Developer on the team
03.
Maintaining Human-in-the-Loop
A core design principle in developing these modules was to enhance the human element. By leveraging AI to handle repetitive tasks while keeping humans in the loop for reviewing outputs and providing feedback, we ensured faster learning and iteration, maintaining high quality and efficiency. Additionally, each module includes clear disclaimers, prompting users to carefully review the module's output.
04.
One of the most challenging aspects was developing modules that required 0 to 1 development while working with busy tech leaders. I quickly visualized that waiting for weekly feedback was insufficient to meet deadlines. To address this, I established quick offline channels with the development team, tech leaders, and product lead. This approach accelerated feedback cycles and iterations, ensuring that user flows were refined and ready for sign-off, thereby expediting the development process.
What could be next?
We proved that with the right design patterns, AI can become a true partner in software development—but to unlock its full potential, we must now make it safer, more human-centered, and better integrated with industry needs.

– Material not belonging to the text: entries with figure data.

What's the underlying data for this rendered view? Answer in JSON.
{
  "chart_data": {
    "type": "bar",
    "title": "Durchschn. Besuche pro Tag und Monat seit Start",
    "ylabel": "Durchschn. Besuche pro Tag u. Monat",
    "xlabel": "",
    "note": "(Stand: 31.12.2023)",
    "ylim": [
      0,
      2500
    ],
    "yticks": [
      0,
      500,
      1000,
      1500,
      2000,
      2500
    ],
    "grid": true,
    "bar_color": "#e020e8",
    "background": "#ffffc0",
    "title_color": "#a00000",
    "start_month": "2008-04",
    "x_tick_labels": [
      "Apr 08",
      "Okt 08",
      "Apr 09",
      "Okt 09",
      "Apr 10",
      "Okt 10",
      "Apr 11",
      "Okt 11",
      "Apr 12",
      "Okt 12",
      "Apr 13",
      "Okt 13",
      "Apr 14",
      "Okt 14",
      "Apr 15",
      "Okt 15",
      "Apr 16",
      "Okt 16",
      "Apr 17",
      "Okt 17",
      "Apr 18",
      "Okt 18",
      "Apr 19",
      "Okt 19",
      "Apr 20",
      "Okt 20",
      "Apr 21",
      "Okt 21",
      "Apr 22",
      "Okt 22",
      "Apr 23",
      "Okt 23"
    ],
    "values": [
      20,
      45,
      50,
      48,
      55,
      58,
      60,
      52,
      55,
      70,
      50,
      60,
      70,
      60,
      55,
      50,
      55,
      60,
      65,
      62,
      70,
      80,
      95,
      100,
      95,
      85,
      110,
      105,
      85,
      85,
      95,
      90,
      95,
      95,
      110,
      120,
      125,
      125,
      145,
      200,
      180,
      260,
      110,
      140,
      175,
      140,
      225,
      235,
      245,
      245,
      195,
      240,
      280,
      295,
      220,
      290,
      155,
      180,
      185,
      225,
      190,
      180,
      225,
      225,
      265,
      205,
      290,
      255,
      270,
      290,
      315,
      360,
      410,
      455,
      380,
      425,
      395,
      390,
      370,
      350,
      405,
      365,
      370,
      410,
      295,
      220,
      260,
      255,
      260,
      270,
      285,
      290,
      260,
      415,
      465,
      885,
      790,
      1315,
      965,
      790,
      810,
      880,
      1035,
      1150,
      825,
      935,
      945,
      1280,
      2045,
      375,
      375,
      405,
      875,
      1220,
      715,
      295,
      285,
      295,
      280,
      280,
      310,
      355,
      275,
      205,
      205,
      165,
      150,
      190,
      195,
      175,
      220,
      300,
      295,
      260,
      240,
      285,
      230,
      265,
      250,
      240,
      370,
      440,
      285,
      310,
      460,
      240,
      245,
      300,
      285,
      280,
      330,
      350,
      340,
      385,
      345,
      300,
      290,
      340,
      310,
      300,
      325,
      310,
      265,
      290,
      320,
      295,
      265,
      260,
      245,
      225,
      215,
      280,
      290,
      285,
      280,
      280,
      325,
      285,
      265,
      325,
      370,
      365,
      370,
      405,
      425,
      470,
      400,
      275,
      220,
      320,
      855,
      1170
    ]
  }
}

My personal take on what I would explore next:
Human-Centered Guardrails
Build feedback loops for flagging issues, role-based controls, and ethical guidelines to ensure safety, accountability, and trust.
Industry-Specific Integration
Co-create with clients to map workflows, customize generative modules by sector, and connect to enterprise data via APIs.
Continuous Research & Testing
Run user testing, ethnographic studies, and telemetry analysis to fine-tune adoption, experience, and performance.
Collaborative, Transparent Workflows
Enhance workspaces with validation flows, versioning, and real-time team collaboration to ensure alignment and auditability.
Responsible Metrics & Standards
Track misuse, define ethical KPIs beyond speed, and partner with regulators to shape responsible AI practices.
To unlock this potential, three key research questions emerge:
Feedback mechanisms
How do users perceive and interact with feedback loops for flagging incorrect outputs or edge cases?
High-risk spaces
Evolving AI-driven collaboration
Final Thought
By continuously evolving the platform with these strategies, we can not only deliver high-impact generative AI solutions that accelerate development but also build safer, more intelligent, and human-centered technology that adapts to the unique needs of each organization and industry.
To scale AI responsibly, we must design not just for performance—but for trust, collaboration, and adaptability across industries.